December 24, 2011 Merry Christmas Eve!
This year in May, I decided to take a break from my artistic life in order to focus on the work my son needs to do to get into college. He is following in his parents footsteps and wants to pursue a degree in performance. The kid has many more talents than I ever had and I have full confidence that he will forge a career in the arts in a way that I never was able.
Now that I have been in this self imposed break mode for a while, I am having an unexpected reaction. When I made this choice, I assumed that I would be itching to get back to the stage. I am not. I recently confessed to a friend that I had a feeling that this may be a very long break. Secretly, I am wondering if I am even an actor anymore, especially since I have filled some of my ‘time off’ with athletic competition.
Just writing those words scares me a little…perhaps a lot. I have been on stage since I was 15….do the math. I also realized that probably most people who will read this blog do not even know that I am an actor. Odd.

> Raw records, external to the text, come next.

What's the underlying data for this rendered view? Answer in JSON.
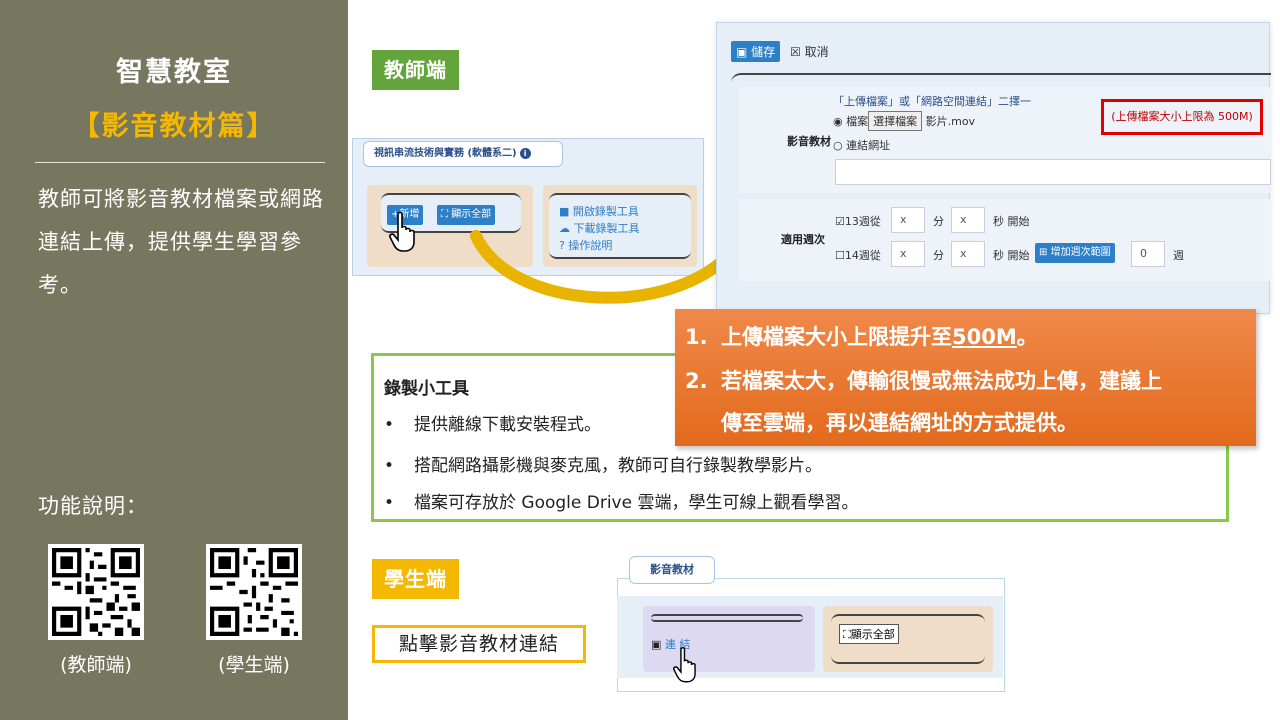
{
  "sidebar": {
    "title": "智慧教室",
    "subtitle": "【影音教材篇】",
    "description": "教師可將影音教材檔案或網路連結上傳，提供學生學習參考。",
    "function_label": "功能說明：",
    "qr_teacher_label": "(教師端)",
    "qr_student_label": "(學生端)"
  },
  "teacher": {
    "tag": "教師端",
    "widget": {
      "header": "視訊串流技術與實務 (軟體系二)",
      "add_button": "+新增",
      "show_all_button": "顯示全部",
      "links": [
        "開啟錄製工具",
        "下載錄製工具",
        "操作說明"
      ]
    },
    "form": {
      "save": "儲存",
      "cancel": "取消",
      "media_label": "影音教材",
      "choice_hint": "「上傳檔案」或「網路空間連結」二擇一",
      "file_option": "檔案",
      "choose_file": "選擇檔案",
      "file_name": "影片.mov",
      "link_option": "連結網址",
      "size_note": "(上傳檔案大小上限為 500M)",
      "week_label": "適用週次",
      "week13": "13週從",
      "week14": "14週從",
      "x": "x",
      "min": "分",
      "sec_start": "秒 開始",
      "add_range": "增加週次範圍",
      "range_value": "0",
      "week_unit": "週"
    }
  },
  "callout": {
    "line1_num": "1.",
    "line1_text": "上傳檔案大小上限提升至",
    "line1_highlight": "500M",
    "line1_end": "。",
    "line2_num": "2.",
    "line2_text": "若檔案太大，傳輸很慢或無法成功上傳，建議上",
    "line3_text": "傳至雲端，再以連結網址的方式提供。"
  },
  "tool": {
    "title": "錄製小工具",
    "items": [
      "提供離線下載安裝程式。",
      "搭配網路攝影機與麥克風，教師可自行錄製教學影片。",
      "檔案可存放於 Google Drive 雲端，學生可線上觀看學習。"
    ]
  },
  "student": {
    "tag": "學生端",
    "note": "點擊影音教材連結",
    "widget_header": "影音教材",
    "link": "連 結",
    "show_all": "顯示全部"
  },
  "colors": {
    "sidebar_bg": "#77775f",
    "accent_gold": "#f5b800",
    "teacher_green": "#63a53a",
    "callout_orange": "#e26a1c",
    "button_blue": "#2d7fc8"
  }
}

So, what drew me to perform? And what has changed in the last year or so to make me wonder if I am done?
I got into acting for a very common reason amongst actors…it was a place to hide in plain site. Being me was very dangerous and acting provided a place for me to express myself safely. As an actor, I would make myself as small as possible in order to make room for the character, for her truth, for the truth of the story. I have become relatively skilled over the almost 30 years of this work.
But here is a huge piece of this new puzzle…since I started Scottish games, since the work I have done at Undisputed, there is a piece of myself that began to grow, that fought against that need to be small. In fact, when I lift or throw, being small is actually dangerous. I have somehow found this new endeavour that requires me to be as big as possible. I have struggled in some games (Tuscon) when the desire to hide me seemed to be overwhelming as I would try to throw. When I hide me…I throw like crap. It hasn’t been easy, but I really like this work…this acceptance of who I really am. Face it…I am physically a big girl. To move well…to throw well…to BE well I need to allow myself to fully inhabit this body. Scottish Highland Athletics not only requires this of me but celebrates it.
I am really struggling. I don’t know how to bring this different sense of ME to my acting. Does the athletic work change the kind of actor I am? Can I really do and be both?
Or am I done?
I realized that part of my problem getting to the gym and training the last few weeks is really about this struggle between the need to hide who I am and the need to fully express my BIG self. I think it is not even just a ‘big’ self…Perhaps it is is simply…self. Yet, I am afraid I am losing something dear to me….my artistic life.
There are some similarities between acting and throwing…most importantly is the idea of being fully present to the work…hmm…to one’s self perhaps?
Sigh. Talk about unseen consequences…I guess all I can do at this point is focus on my health…and see if any artistic projects come along that light me up in the same way the throwing has…
More importantly, I have to get back in the gym…I probably need a swift kick in the butt from some of you…please? I can’t do this on my own!